Согласно автору, «когда мы слышим, что в Св. Писании говорится о [каких-либо] вещах, усердно всматриваемся, пытаясь увидеть особенности качеств, естественно присущие этим вещам…» (Ibid. Р. 850. В). По аналогии с этими свойствами следовало отыскать «дурные» или «добрые вещи», с которыми можно было сопоставить данный предмет. (Например, тростник — тонкий и гибкий; с этим качеством соотностится и уязвимость обреченного на муки Христа, и нестойкость в вере отступника).
В своем сочинении Рабан Мавр использовал еще несколько способов нахождения аллегорического смысла. Иногда в Писании содержалось прямое сравнение одного предмета с другим. Так, интерпретируя слово «Вавилон», Рабан Мавр указывал на соответствующее место из послания Св. Петра, где апостол употребил его в значении «Церковь верующих». Любое иносказание, встречающееся в Библии хотя бы один раз, заставляло комментатора впредь помнить о том, что данное слово обладало и таким аллегорическим значением. Для него не могло быть случайных, или единичных примеров употребления слов в Библии
Иногда смысл устанавливался из контекста высказываний, предшествующих той цитате, на которую ссылался автор. Однако связь между цитатой и смыслом, который извлекал автор, далеко не всегда очевидна.
Приведем следующий пример: «Бездна — это Ветхий и Новый Заветы, ибо в Псалмах: «бездна бездну призывает», то есть Ветхий Завет в предсказании святых возвещает Новый. Бездна — товарищество апостолов, ибо в Псалмах: «Бездна дала голос свой», то есть апостолы из глубины своих сердец испустили свое пророчество. Бездна — темнота какого-нибудь безбожника, ибо у Иова: «бездна говорит — не во мне она», то есть темна жизнь, [он] кричит, что нет у него терпения» (Ibid. P. 852. D).

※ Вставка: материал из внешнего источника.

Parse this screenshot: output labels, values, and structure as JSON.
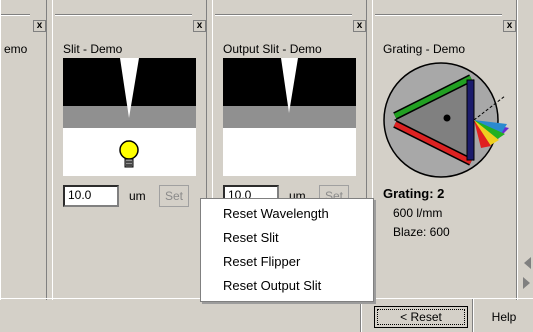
{
  "panels": {
    "left": {
      "title": "emo",
      "close": "x"
    },
    "slit": {
      "title": "Slit - Demo",
      "close": "x",
      "value": "10.0",
      "unit": "um",
      "set": "Set"
    },
    "output": {
      "title": "Output Slit - Demo",
      "close": "x",
      "value": "10.0",
      "unit": "um",
      "set": "Set"
    },
    "grating": {
      "title": "Grating - Demo",
      "close": "x",
      "label": "Grating: 2",
      "density": "600 l/mm",
      "blaze": "Blaze: 600"
    }
  },
  "menu": {
    "items": [
      "Reset Wavelength",
      "Reset Slit",
      "Reset Flipper",
      "Reset Output Slit"
    ]
  },
  "footer": {
    "reset": "< Reset",
    "help": "Help"
  },
  "colors": {
    "bulb": "#ffff00",
    "green": "#22a022",
    "red": "#dd2222",
    "navy": "#1c1c6c"
  }
}
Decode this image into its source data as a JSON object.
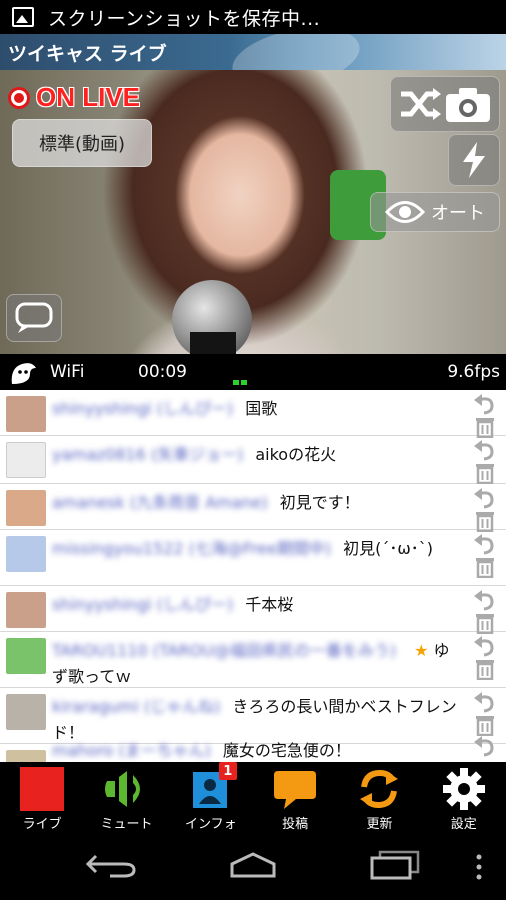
{
  "status_bar": {
    "notification": "スクリーンショットを保存中..."
  },
  "app": {
    "title": "ツイキャス ライブ"
  },
  "video": {
    "live_badge": "ON LIVE",
    "quality_button": "標準(動画)",
    "exposure_button": "オート"
  },
  "info_bar": {
    "network": "WiFi",
    "elapsed": "00:09",
    "fps": "9.6fps"
  },
  "comments": [
    {
      "user": "shinyyshingi (しんぴー)",
      "message": "国歌",
      "avatar_color": "#caa08a",
      "star": ""
    },
    {
      "user": "yamaz0816 (矢車ジョー)",
      "message": "aikoの花火",
      "avatar_color": "#e9e9e9",
      "star": ""
    },
    {
      "user": "amanesk (九条雨音 Amane)",
      "message": "初見です！",
      "avatar_color": "#d9a98a",
      "star": ""
    },
    {
      "user": "missingyou1522 (七海@Free期間中)",
      "message": "初見(´･ω･`)",
      "avatar_color": "#b7c9e8",
      "star": ""
    },
    {
      "user": "shinyyshingi (しんぴー)",
      "message": "千本桜",
      "avatar_color": "#caa08a",
      "star": ""
    },
    {
      "user": "TAROU1110 (TAROU@福田県民の一番をみう)",
      "message": "ゆず歌ってｗ",
      "avatar_color": "#7ac36a",
      "star": "★"
    },
    {
      "user": "kiraragumi (じゃんね)",
      "message": "きろろの長い間かベストフレンド！",
      "avatar_color": "#b9b2a8",
      "star": ""
    },
    {
      "user": "mahoro (まーちゃん)",
      "message": "魔女の宅急便の！",
      "avatar_color": "#cfc0a0",
      "star": ""
    }
  ],
  "toolbar": {
    "live": "ライブ",
    "mute": "ミュート",
    "info": "インフォ",
    "info_badge": "1",
    "post": "投稿",
    "refresh": "更新",
    "settings": "設定"
  },
  "colors": {
    "live_red": "#e8231f",
    "mute_green": "#5cb82e",
    "info_blue": "#1e8fd8",
    "post_orange": "#f39a12",
    "refresh_orange": "#f39a12"
  }
}
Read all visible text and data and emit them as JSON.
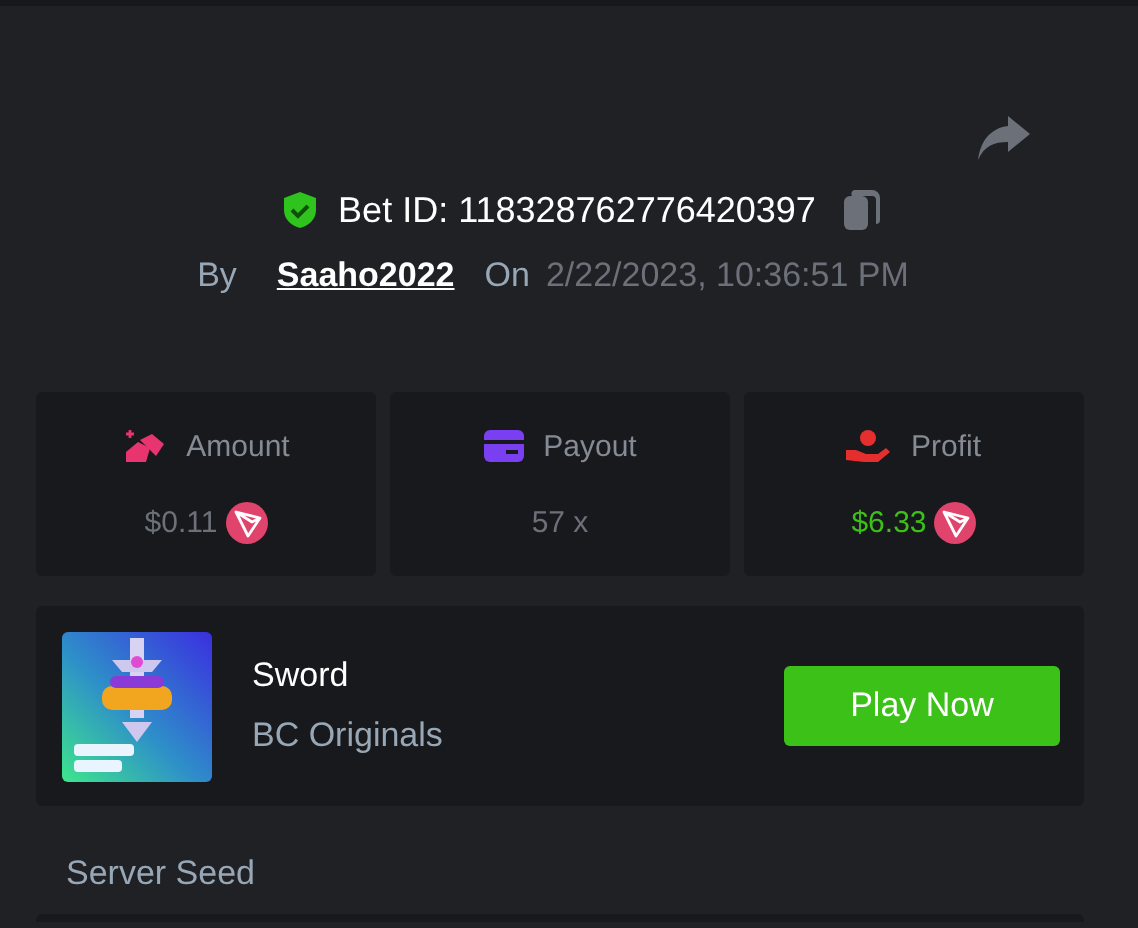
{
  "bet": {
    "verified": true,
    "label": "Bet ID:",
    "id": "118328762776420397",
    "by_label": "By",
    "user": "Saaho2022",
    "on_label": "On",
    "date": "2/22/2023, 10:36:51 PM"
  },
  "stats": [
    {
      "kind": "amount",
      "label": "Amount",
      "value": "$0.11",
      "coin": true,
      "positive": false
    },
    {
      "kind": "payout",
      "label": "Payout",
      "value": "57 x",
      "coin": false,
      "positive": false
    },
    {
      "kind": "profit",
      "label": "Profit",
      "value": "$6.33",
      "coin": true,
      "positive": true
    }
  ],
  "game": {
    "name": "Sword",
    "provider": "BC Originals",
    "button": "Play Now"
  },
  "server_seed": {
    "label": "Server Seed"
  }
}
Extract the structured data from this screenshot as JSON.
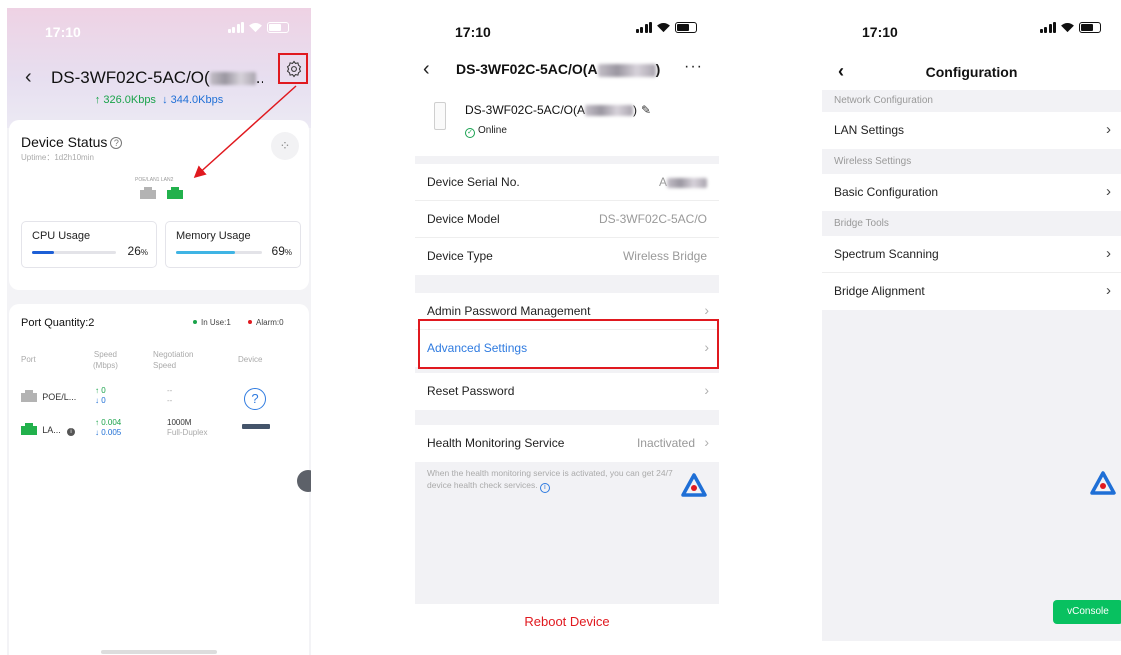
{
  "colors": {
    "accent_red": "#e0191f",
    "link_blue": "#2f7be0",
    "online_green": "#18a150",
    "console_green": "#08c160"
  },
  "screen1": {
    "status_time": "17:10",
    "title_prefix": "DS-3WF02C-5AC/O(",
    "upload_rate": "↑ 326.0Kbps",
    "download_rate": "↓ 344.0Kbps",
    "device_status_label": "Device Status",
    "uptime": "Uptime：1d2h10min",
    "port_labels": "POE/LAN1 LAN2",
    "cpu_label": "CPU Usage",
    "cpu_value": "26",
    "cpu_fraction": 0.26,
    "memory_label": "Memory Usage",
    "memory_value": "69",
    "memory_fraction": 0.69,
    "percent_sign": "%",
    "port_quantity": "Port Quantity:2",
    "in_use": "In Use:1",
    "alarm": "Alarm:0",
    "columns": {
      "port": "Port",
      "speed": "Speed",
      "speed_unit": "(Mbps)",
      "negotiation": "Negotiation",
      "negotiation_2": "Speed",
      "device": "Device"
    },
    "ports": [
      {
        "name": "POE/L...",
        "up": "↑ 0",
        "down": "↓ 0",
        "neg": "--",
        "neg2": "--"
      },
      {
        "name": "LA...",
        "up": "↑ 0.004",
        "down": "↓ 0.005",
        "neg": "1000M",
        "neg2": "Full-Duplex"
      }
    ],
    "help_glyph": "?"
  },
  "screen2": {
    "status_time": "17:10",
    "title_prefix": "DS-3WF02C-5AC/O(A",
    "title_suffix": ")",
    "more": "···",
    "device_name_prefix": "DS-3WF02C-5AC/O(A",
    "device_name_suffix": ")",
    "online": "Online",
    "info": [
      {
        "label": "Device Serial No.",
        "value": "A"
      },
      {
        "label": "Device Model",
        "value": "DS-3WF02C-5AC/O"
      },
      {
        "label": "Device Type",
        "value": "Wireless Bridge"
      }
    ],
    "admin_password": "Admin Password Management",
    "advanced_settings": "Advanced Settings",
    "reset_password": "Reset Password",
    "health_label": "Health Monitoring Service",
    "health_value": "Inactivated",
    "health_note": "When the health monitoring service is activated, you can get 24/7 device health check services.",
    "reboot": "Reboot Device"
  },
  "screen3": {
    "status_time": "17:10",
    "title": "Configuration",
    "sections": [
      {
        "header": "Network Configuration",
        "items": [
          "LAN Settings"
        ]
      },
      {
        "header": "Wireless Settings",
        "items": [
          "Basic Configuration"
        ]
      },
      {
        "header": "Bridge Tools",
        "items": [
          "Spectrum Scanning",
          "Bridge Alignment"
        ]
      }
    ],
    "vconsole": "vConsole"
  }
}
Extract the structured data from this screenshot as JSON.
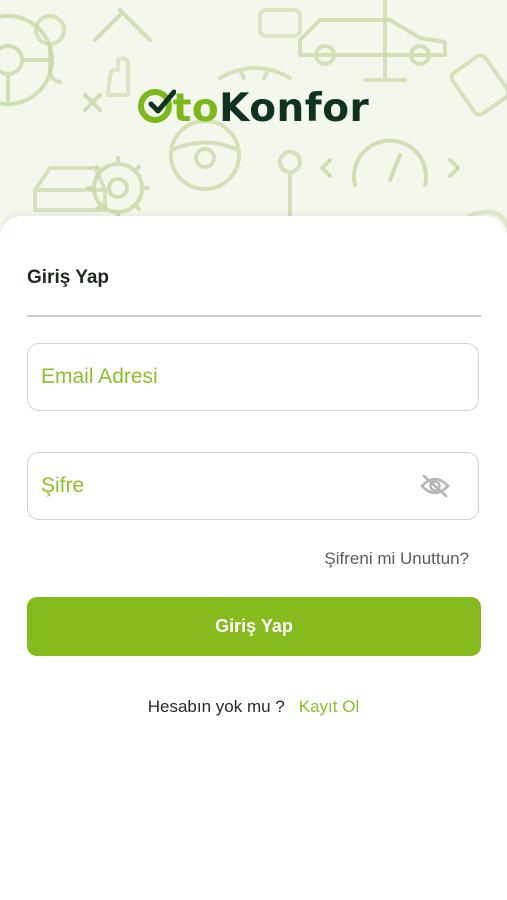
{
  "logo": {
    "check": "O",
    "part1": "to",
    "part2": "Konfor"
  },
  "login": {
    "tab_title": "Giriş Yap",
    "email_placeholder": "Email Adresi",
    "password_placeholder": "Şifre",
    "forgot_label": "Şifreni mi Unuttun?",
    "submit_label": "Giriş Yap",
    "no_account_label": "Hesabın yok mu ?",
    "register_label": "Kayıt Ol"
  },
  "colors": {
    "brand_green": "#85bb1c",
    "brand_dark": "#0f3320",
    "header_bg": "#f4f7ec"
  },
  "icons": [
    "steering-wheel-icon",
    "car-icon",
    "wrench-icon",
    "gear-icon",
    "speedometer-icon",
    "eye-off-icon",
    "checkmark-icon"
  ]
}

Первое из толкований, которое давал Рабан Мавр, построено на основании сформулированного выше принципа: «качество» бездны — ее безграничность и неисчерпаемость — сопоставимы с такими же свойствами Св. Текстов. Кроме того, эта аллегория несла смысловую нагрузку, важную для средневековых комментаторов Библии: в ней подчеркивалась взаимосвязь, перекличка Ветхого и Нового Заветов. В следующем объяснении (бездна как «товарищество апостолов») отсылка к апостолам прямо не следует ни из самой цитаты, ни из контекста псалма. Иногда в библейском текста, из которого была заимствована цитата, подразумевалось нечто иное, нежели то, что усматривал в нем автор-экзегет.